Biologic agents targeting specific inflammatory cytokines may disproportionately deflate composite scores that include acute-phase reactants 2, 3. CDAI is particularly valuable when biologics have normalized inflammatory markers but clinical synovitis persists 3.
Comorbid conditions can confound measurements: Anemia, azotemia, and fibromyalgia elevate acute-phase reactants or result in tender joints independent of RA activity 2. In these cases, interpret individual components rather than relying solely on the total score 3.
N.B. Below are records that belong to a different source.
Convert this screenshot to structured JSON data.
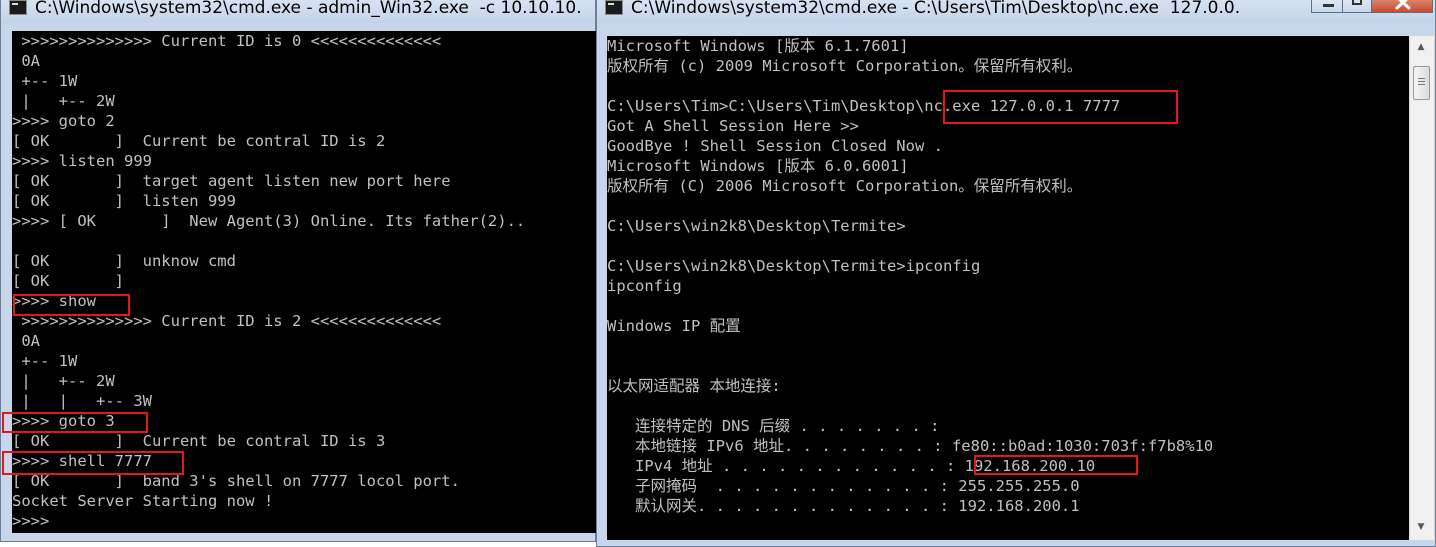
{
  "left_window": {
    "title": "C:\\Windows\\system32\\cmd.exe - admin_Win32.exe  -c 10.10.10.",
    "lines": [
      " >>>>>>>>>>>>>> Current ID is 0 <<<<<<<<<<<<<<",
      " 0A",
      " +-- 1W",
      " |   +-- 2W",
      ">>>> goto 2",
      "[ OK       ]  Current be contral ID is 2",
      ">>>> listen 999",
      "[ OK       ]  target agent listen new port here",
      "[ OK       ]  listen 999",
      ">>>> [ OK       ]  New Agent(3) Online. Its father(2)..",
      "",
      "[ OK       ]  unknow cmd",
      "[ OK       ]",
      ">>>> show",
      " >>>>>>>>>>>>>> Current ID is 2 <<<<<<<<<<<<<<",
      " 0A",
      " +-- 1W",
      " |   +-- 2W",
      " |   |   +-- 3W",
      ">>>> goto 3",
      "[ OK       ]  Current be contral ID is 3",
      ">>>> shell 7777",
      "[ OK       ]  band 3's shell on 7777 locol port.",
      "Socket Server Starting now !",
      ">>>>"
    ]
  },
  "right_window": {
    "title": "C:\\Windows\\system32\\cmd.exe - C:\\Users\\Tim\\Desktop\\nc.exe  127.0.0.",
    "lines": [
      "Microsoft Windows [版本 6.1.7601]",
      "版权所有 (c) 2009 Microsoft Corporation。保留所有权利。",
      "",
      "C:\\Users\\Tim>C:\\Users\\Tim\\Desktop\\nc.exe 127.0.0.1 7777",
      "Got A Shell Session Here >>",
      "GoodBye ! Shell Session Closed Now .",
      "Microsoft Windows [版本 6.0.6001]",
      "版权所有 (C) 2006 Microsoft Corporation。保留所有权利。",
      "",
      "C:\\Users\\win2k8\\Desktop\\Termite>",
      "",
      "C:\\Users\\win2k8\\Desktop\\Termite>ipconfig",
      "ipconfig",
      "",
      "Windows IP 配置",
      "",
      "",
      "以太网适配器 本地连接:",
      "",
      "   连接特定的 DNS 后缀 . . . . . . . :",
      "   本地链接 IPv6 地址. . . . . . . . : fe80::b0ad:1030:703f:f7b8%10",
      "   IPv4 地址 . . . . . . . . . . . . : 192.168.200.10",
      "   子网掩码  . . . . . . . . . . . . : 255.255.255.0",
      "   默认网关. . . . . . . . . . . . . : 192.168.200.1"
    ]
  },
  "icons": [
    "console-window-icon",
    "minimize-icon",
    "maximize-icon",
    "close-icon",
    "scroll-up-arrow-icon",
    "scroll-down-arrow-icon"
  ],
  "colors": {
    "console_bg": "#000000",
    "console_text": "#c0c0c0",
    "highlight": "#e0191f",
    "title_bg": "#c7d6ea"
  }
}
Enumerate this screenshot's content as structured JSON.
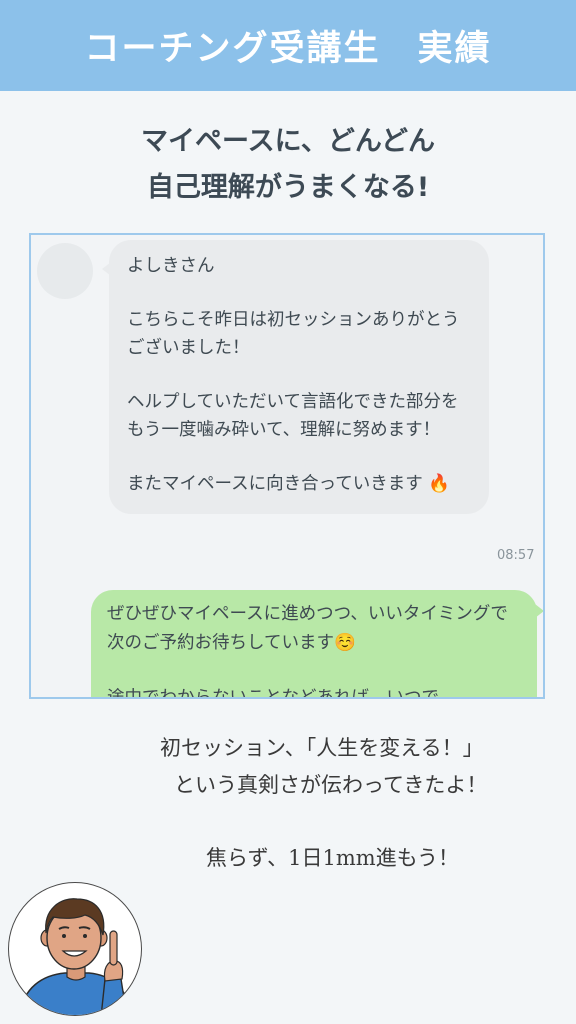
{
  "header": {
    "title": "コーチング受講生　実績",
    "background_color": "#8cc1ea"
  },
  "headline": {
    "line1": "マイペースに、どんどん",
    "line2": "自己理解がうまくなる!"
  },
  "chat": {
    "incoming": {
      "paragraphs": [
        "よしきさん",
        "こちらこそ昨日は初セッションありがとうございました！",
        "ヘルプしていただいて言語化できた部分をもう一度噛み砕いて、理解に努めます！",
        "またマイペースに向き合っていきます 🔥"
      ],
      "time": "08:57"
    },
    "outgoing": {
      "paragraphs": [
        "ぜひぜひマイペースに進めつつ、いいタイミングで次のご予約お待ちしています☺️",
        "途中でわからないことなどあれば、いつで"
      ]
    }
  },
  "comment": {
    "line1": "初セッション、「人生を変える！」",
    "line2": "という真剣さが伝わってきたよ！",
    "line3": "焦らず、1日1mm進もう！"
  },
  "coach": {
    "icon": "coach-pointing-illustration"
  }
}
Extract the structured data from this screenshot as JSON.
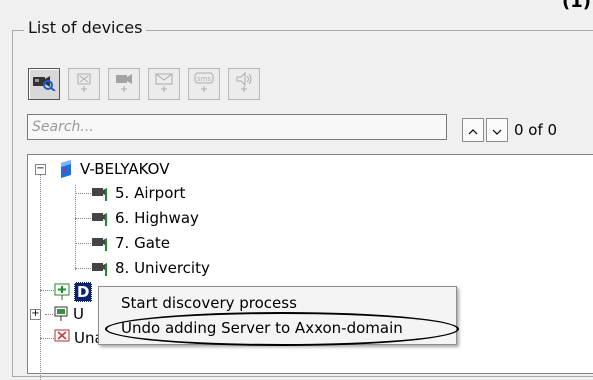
{
  "window": {
    "corner_label": "(1)"
  },
  "panel": {
    "title": "List of devices"
  },
  "toolbar": {
    "buttons": [
      {
        "icon": "camera-search-icon",
        "state": "active"
      },
      {
        "icon": "add-sensor-icon",
        "state": "disabled"
      },
      {
        "icon": "add-camera-icon",
        "state": "disabled"
      },
      {
        "icon": "add-email-icon",
        "state": "disabled"
      },
      {
        "icon": "add-sms-icon",
        "state": "disabled",
        "text": "sms"
      },
      {
        "icon": "add-speaker-icon",
        "state": "disabled"
      }
    ]
  },
  "search": {
    "placeholder": "Search...",
    "value": ""
  },
  "navigation": {
    "counter": "0 of 0"
  },
  "tree": {
    "server": {
      "label": "V-BELYAKOV",
      "expanded": true
    },
    "cameras": [
      {
        "label": "5. Airport"
      },
      {
        "label": "6. Highway"
      },
      {
        "label": "7. Gate"
      },
      {
        "label": "8. Univercity"
      }
    ],
    "selected_node_label": "D",
    "third_node_label": "U",
    "unallocated_label": "Unallocated Servers"
  },
  "context_menu": {
    "items": [
      {
        "label": "Start discovery process"
      },
      {
        "label": "Undo adding Server to Axxon-domain"
      }
    ]
  },
  "colors": {
    "accent_green": "#1f8a2b",
    "selection_blue": "#0a246a",
    "server_blue": "#1e6fd9"
  }
}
Baseline Laboratory Assessment
Obtain at diagnosis 1:
- ESR
- Complete blood count
- Transaminases
- Renal function
- Urinalysis
Treatment Target
The ultimate goal is sustained remission (SDAI ≤3.3 or CDAI ≤2.8) or low disease activity 3. However, remission may not be appropriate for all patients due to comorbidities, treatment toxicity, or patient preference 2. Despite these complexities, standardized assessment facilitates treating to target, which improves disease outcomes 2.
Quality Reporting
Routine use of these validated measures allows clinicians to demonstrate high-quality care for RA, as measured by nationally endorsed quality measures 2. Incorporation into practice workflow facilitates adherence to ACR treatment guidelines and provides necessary tools for treating to target 2, 1.